Is faith’s object complex or simple?
- Both. The thing believed (God) is simple and incomplex. The way we believe (through human understanding) is necessarily complex, expressed in statements.
How can we believe in a simple God through complex statements?
- Things are known in the knower according to the knower’s mode. Human understanding grasps truth through composition and division.
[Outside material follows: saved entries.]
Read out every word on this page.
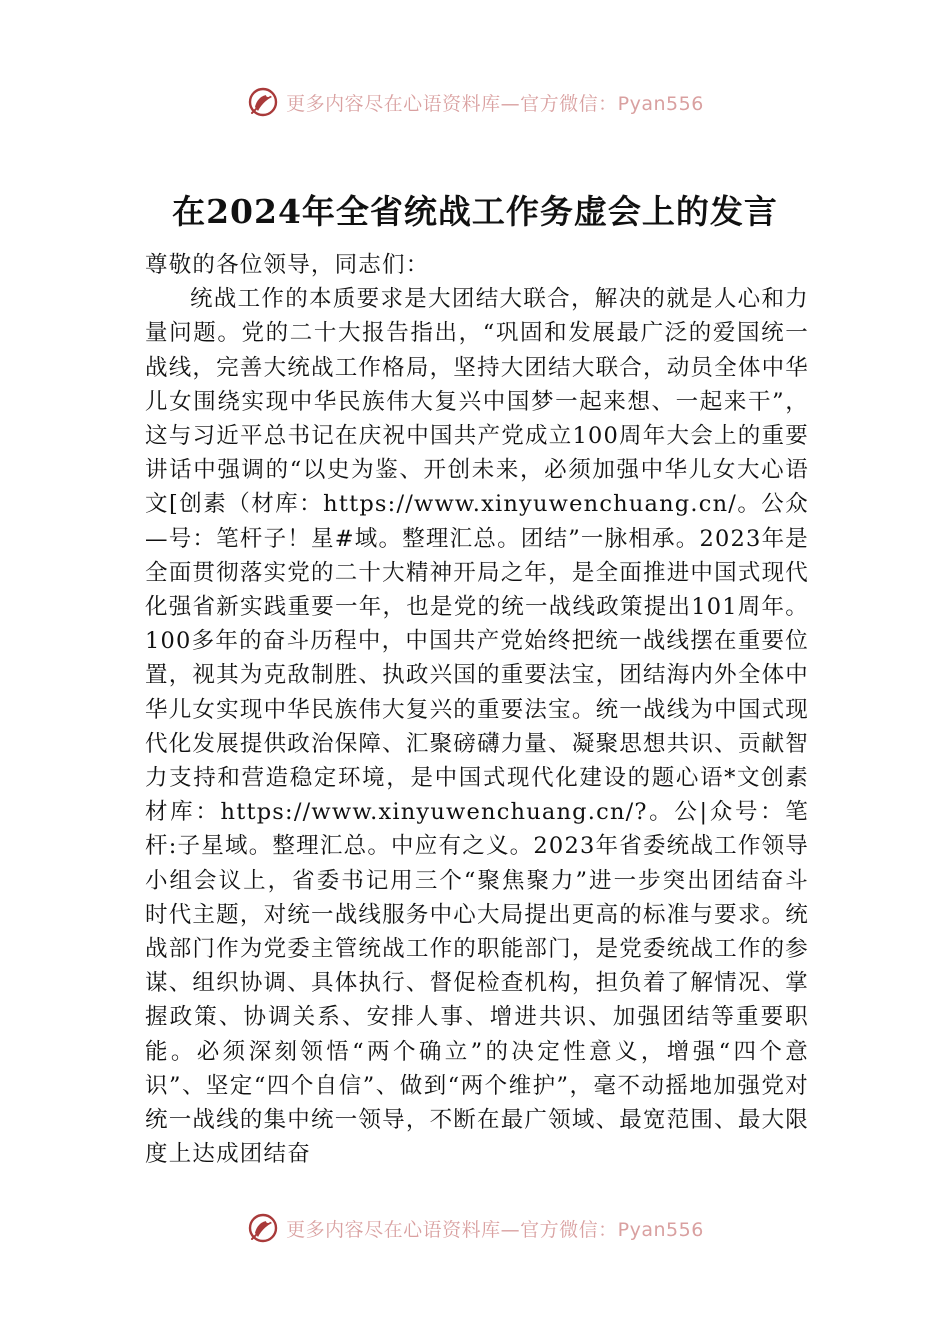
更多内容尽在心语资料库—官方微信：Pyan556
在2024年全省统战工作务虚会上的发言

尊敬的各位领导，同志们：

统战工作的本质要求是大团结大联合，解决的就是人心和力量问题。党的二十大报告指出，“巩固和发展最广泛的爱国统一战线，完善大统战工作格局，坚持大团结大联合，动员全体中华儿女围绕实现中华民族伟大复兴中国梦一起来想、一起来干”，这与习近平总书记在庆祝中国共产党成立100周年大会上的重要讲话中强调的“以史为鉴、开创未来，必须加强中华儿女大心语文[创素（材库：https://www.xinyuwenchuang.cn/。公众—号：笔杆子！星#域。整理汇总。团结”一脉相承。2023年是全面贯彻落实党的二十大精神开局之年，是全面推进中国式现代化强省新实践重要一年，也是党的统一战线政策提出101周年。100多年的奋斗历程中，中国共产党始终把统一战线摆在重要位置，视其为克敌制胜、执政兴国的重要法宝，团结海内外全体中华儿女实现中华民族伟大复兴的重要法宝。统一战线为中国式现代化发展提供政治保障、汇聚磅礴力量、凝聚思想共识、贡献智力支持和营造稳定环境，是中国式现代化建设的题心语*文创素材库：https://www.xinyuwenchuang.cn/?。公|众号：笔杆:子星域。整理汇总。中应有之义。2023年省委统战工作领导小组会议上，省委书记用三个“聚焦聚力”进一步突出团结奋斗时代主题，对统一战线服务中心大局提出更高的标准与要求。统战部门作为党委主管统战工作的职能部门，是党委统战工作的参谋、组织协调、具体执行、督促检查机构，担负着了解情况、掌握政策、协调关系、安排人事、增进共识、加强团结等重要职能。必须深刻领悟“两个确立”的决定性意义，增强“四个意识”、坚定“四个自信”、做到“两个维护”，毫不动摇地加强党对统一战线的集中统一领导，不断在最广领域、最宽范围、最大限度上达成团结奋

更多内容尽在心语资料库—官方微信：Pyan556
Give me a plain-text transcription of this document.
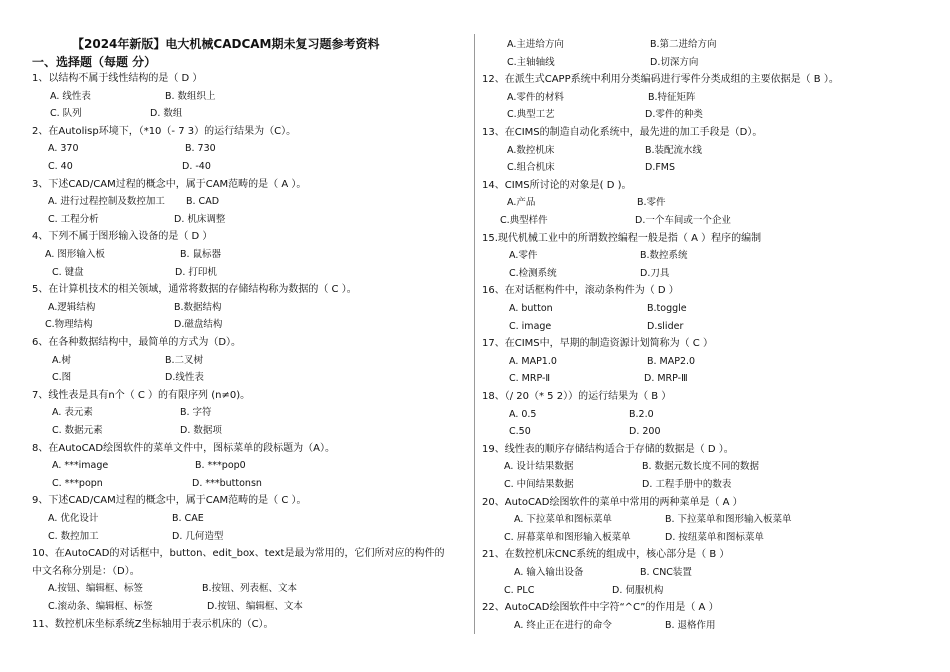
【2024年新版】电大机械CADCAM期未复习题参考资料
一、选择题（每题 分）
1、以结构不属于线性结构的是（ D ）
A. 线性表	B. 数组织上
C. 队列	D. 数组
2、在Autolisp环境下，（*10（- 7 3）的运行结果为（C）。
A. 370	B. 730
C. 40	D. -40
3、下述CAD/CAM过程的概念中，属于CAM范畴的是（ A ）。
A. 进行过程控制及数控加工 B. CAD
C. 工程分析	D. 机床调整
4、下列不属于图形输入设备的是（ D ）
A. 图形输入板	B. 鼠标器
C. 键盘	D. 打印机
5、在计算机技术的相关领域，通常将数据的存储结构称为数据的（ C ）。
A.逻辑结构	B.数据结构
C.物理结构	D.磁盘结构
6、在各种数据结构中，最简单的方式为（D）。
A.树	B.二叉树
C.图	D.线性表
7、线性表是具有n个（ C ）的有限序列 (n≠0)。
A. 表元素	B. 字符
C. 数据元素	D. 数据项
8、在AutoCAD绘图软件的菜单文件中，图标菜单的段标题为（A）。
A. ***image	B. ***pop0
C. ***popn	D. ***buttonsn
9、下述CAD/CAM过程的概念中，属于CAM范畴的是（ C ）。
A. 优化设计	B. CAE
C. 数控加工	D. 几何造型
10、在AutoCAD的对话框中，button、edit_box、text是最为常用的，它们所对应的构件的
中文名称分别是：（D）。
A.按钮、编辑框、标签	B.按钮、列表框、文本
C.滚动条、编辑框、标签	D.按钮、编辑框、文本
11、数控机床坐标系统Z坐标轴用于表示机床的（C）。
A.主进给方向	B.第二进给方向
C.主轴轴线	D.切深方向
12、在派生式CAPP系统中利用分类编码进行零件分类成组的主要依据是（ B ）。
A.零件的材料	B.特征矩阵
C.典型工艺	D.零件的种类
13、在CIMS的制造自动化系统中，最先进的加工手段是（D）。
A.数控机床	B.装配流水线
C.组合机床	D.FMS
14、CIMS所讨论的对象是( D )。
A.产品	B.零件
C.典型样件	D.一个车间或一个企业
15.现代机械工业中的所谓数控编程一般是指（ A ）程序的编制
A.零件	B.数控系统
C.检测系统	D.刀具
16、在对话框构件中，滚动条构件为（ D ）
A. button	B.toggle
C. image	D.slider
17、在CIMS中，早期的制造资源计划简称为（ C ）
A. MAP1.0	B. MAP2.0
C. MRP-Ⅱ	D. MRP-Ⅲ
18、（/ 20（* 5 2））的运行结果为（ B ）
A. 0.5	B.2.0
C.50	D. 200
19、线性表的顺序存储结构适合于存储的数据是（ D ）。
A. 设计结果数据	B. 数据元数长度不同的数据
C. 中间结果数据	D. 工程手册中的数表
20、AutoCAD绘图软件的菜单中常用的两种菜单是（ A ）
A. 下拉菜单和图标菜单	B. 下拉菜单和图形输入板菜单
C. 屏幕菜单和图形输入板菜单	D. 按纽菜单和图标菜单
21、在数控机床CNC系统的组成中，核心部分是（ B ）
A. 输入输出设备	B. CNC装置
C. PLC	D. 伺服机构
22、AutoCAD绘图软件中字符“^C”的作用是（ A ）
A. 终止正在进行的命令	B. 退格作用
Our complexity mirrors our created nature.
Why does the Creed express faith in statements if God is simple?
- The Creed expresses how we know God, not what God is in Himself. The statements are necessary for human understanding, not because God is composite.
Will the beatific vision transcend these complex statements?
- Yes. In heaven, we shall see God “face to face” - His simple essence directly. This will be incomplex vision, not expressed in propositions, yet more perfect than faith.